We are told that the story is set 1000 years after Earth has been abandoned as uninhabitable. Humanity is shacking up on Nova Prime, and (wouldn’t you know it) an alien race swoops in to try and finish the job global warming and the arms race couldn’t. The ETs bring massive, blind bug-like creatures who sense human fear to clean up the remaining people. After the “war” is won by us, we meet wannabe space Ranger Kitai (Jaden) and his idolized father Cypher Raige (Will).

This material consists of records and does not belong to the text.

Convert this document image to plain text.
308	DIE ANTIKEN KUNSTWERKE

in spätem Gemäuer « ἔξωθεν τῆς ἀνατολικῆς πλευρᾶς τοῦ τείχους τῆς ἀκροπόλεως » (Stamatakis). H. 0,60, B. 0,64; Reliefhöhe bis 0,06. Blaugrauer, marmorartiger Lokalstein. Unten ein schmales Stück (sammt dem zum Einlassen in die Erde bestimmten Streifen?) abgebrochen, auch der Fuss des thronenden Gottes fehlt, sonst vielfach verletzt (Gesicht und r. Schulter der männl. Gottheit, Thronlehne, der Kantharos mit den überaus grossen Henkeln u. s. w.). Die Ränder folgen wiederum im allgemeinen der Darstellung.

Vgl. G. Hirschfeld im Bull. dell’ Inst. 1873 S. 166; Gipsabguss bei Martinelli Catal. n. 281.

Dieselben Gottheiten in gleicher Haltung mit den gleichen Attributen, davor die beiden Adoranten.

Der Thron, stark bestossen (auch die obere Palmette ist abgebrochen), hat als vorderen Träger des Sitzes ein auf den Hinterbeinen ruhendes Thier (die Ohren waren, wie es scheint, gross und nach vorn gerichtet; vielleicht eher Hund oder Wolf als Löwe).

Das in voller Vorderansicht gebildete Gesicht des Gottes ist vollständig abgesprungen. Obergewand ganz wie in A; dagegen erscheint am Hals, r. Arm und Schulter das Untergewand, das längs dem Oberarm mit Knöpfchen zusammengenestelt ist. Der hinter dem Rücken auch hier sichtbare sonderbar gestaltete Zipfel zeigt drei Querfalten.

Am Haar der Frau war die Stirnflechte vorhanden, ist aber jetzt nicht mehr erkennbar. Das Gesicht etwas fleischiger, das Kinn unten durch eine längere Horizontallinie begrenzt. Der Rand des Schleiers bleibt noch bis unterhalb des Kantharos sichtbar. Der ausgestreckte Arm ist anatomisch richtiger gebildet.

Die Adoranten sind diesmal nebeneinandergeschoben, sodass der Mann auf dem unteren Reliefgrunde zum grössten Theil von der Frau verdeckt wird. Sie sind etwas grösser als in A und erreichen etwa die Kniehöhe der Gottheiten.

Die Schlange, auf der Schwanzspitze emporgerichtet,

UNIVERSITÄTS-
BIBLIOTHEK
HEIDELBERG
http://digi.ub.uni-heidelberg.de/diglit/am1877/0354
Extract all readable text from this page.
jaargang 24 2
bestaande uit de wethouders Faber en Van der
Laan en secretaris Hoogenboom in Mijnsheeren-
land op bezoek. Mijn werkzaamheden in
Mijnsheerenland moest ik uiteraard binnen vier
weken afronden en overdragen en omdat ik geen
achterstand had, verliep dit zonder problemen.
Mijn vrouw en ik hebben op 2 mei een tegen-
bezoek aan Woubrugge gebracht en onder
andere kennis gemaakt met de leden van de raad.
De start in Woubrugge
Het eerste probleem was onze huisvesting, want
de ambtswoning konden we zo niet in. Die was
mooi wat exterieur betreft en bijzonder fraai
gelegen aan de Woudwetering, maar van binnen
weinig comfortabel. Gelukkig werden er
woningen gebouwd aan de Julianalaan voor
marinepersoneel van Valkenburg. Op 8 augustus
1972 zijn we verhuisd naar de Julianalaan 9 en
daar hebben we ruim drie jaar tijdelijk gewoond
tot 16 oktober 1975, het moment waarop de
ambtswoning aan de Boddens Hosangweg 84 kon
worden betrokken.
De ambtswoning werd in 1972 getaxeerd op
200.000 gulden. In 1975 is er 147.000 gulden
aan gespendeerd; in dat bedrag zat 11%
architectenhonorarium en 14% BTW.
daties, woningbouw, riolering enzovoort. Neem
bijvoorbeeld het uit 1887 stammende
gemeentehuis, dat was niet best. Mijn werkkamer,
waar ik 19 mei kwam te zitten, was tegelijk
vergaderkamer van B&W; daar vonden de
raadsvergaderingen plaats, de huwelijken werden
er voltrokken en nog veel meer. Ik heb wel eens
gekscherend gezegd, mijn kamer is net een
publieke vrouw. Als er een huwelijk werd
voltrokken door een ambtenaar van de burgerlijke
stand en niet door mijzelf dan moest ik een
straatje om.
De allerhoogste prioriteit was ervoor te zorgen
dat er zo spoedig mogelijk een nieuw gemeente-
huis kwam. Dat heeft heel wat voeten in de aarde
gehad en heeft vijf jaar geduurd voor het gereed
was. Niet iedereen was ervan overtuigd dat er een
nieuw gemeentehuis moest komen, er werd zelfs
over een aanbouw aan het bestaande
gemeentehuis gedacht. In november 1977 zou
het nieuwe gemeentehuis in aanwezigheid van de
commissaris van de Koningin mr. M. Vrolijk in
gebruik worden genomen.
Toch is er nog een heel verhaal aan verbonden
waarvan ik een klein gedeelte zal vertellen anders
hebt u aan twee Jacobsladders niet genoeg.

The former is known as inexperienced but very eager and green. The latter is a legend, since his ability to control his emotions allows him to battle the extraterrestrial beasts with ease. There is a distance between them since the death of close family member. While on a routine mission, an asteroid field brings down the pair’s ship. Crash landing on an Earth now inhabited with wild animals evolved to kill humans, Kitai must retrieve an object several kilometers away from his injured dad, less they both wind up victims of these vicious beasts.

Starting off scattered and just getting stupider from there, After Earth is bound to be the first official bomb of the summer of 2013. It offers none of the “wow” factor we’ve come to expect from CG-inspired speculative fiction and features a story so preposterous that it dares you not to laugh. Initially, this wasn’t supposed to be a future shock survival story. But Smith, after conceiving a straightforward man vs. the elements narrative, then got the bright idea to take things high tech.

The result is a piecemeal approach that constantly gets in its own way. With Smith Sr. sitting back, more or less acting as a placeholder for his son’s lack of onscreen charisma (the boy has one facial gesture — let’s just call it “slight stomach ache”), everything is left up to the kid, and this is where After Earth crashes and burns.

Indeed, you can’t expect Jaden Smith to carry an entire action adventure epic, especially when his character is conceived of as a shrill little whelp who feels a sense of entitlement because his dad is such an interplanetary badass. Perhaps with an actor — repeat, actor — of considerable child star skill, we’d get on board. We’d hope for a last-act transformation from whiner to winner and a hero moment to remember him by.

What we get instead are more M. Night nods to better directors (what’s with the slo-mo and the overcranking toward the end?) and effects which aren’t very special. In fact, for a planet that’s had 1000 years to evolve efficient killing machines, Kitai only battles a gang of angry baboons, a massive hawk, and some mutant bobcats. Where’s the deadly plants and ravenous sea monsters?

For his part, Shyamalan proves that the success of The Sixth Sense was, indeed, a one-hit wonder. Considering how bad his recent work has been, After Earth was doomed by the decision to hire him. Add in the Smith family hubris and you’ve got one big fat fiasco.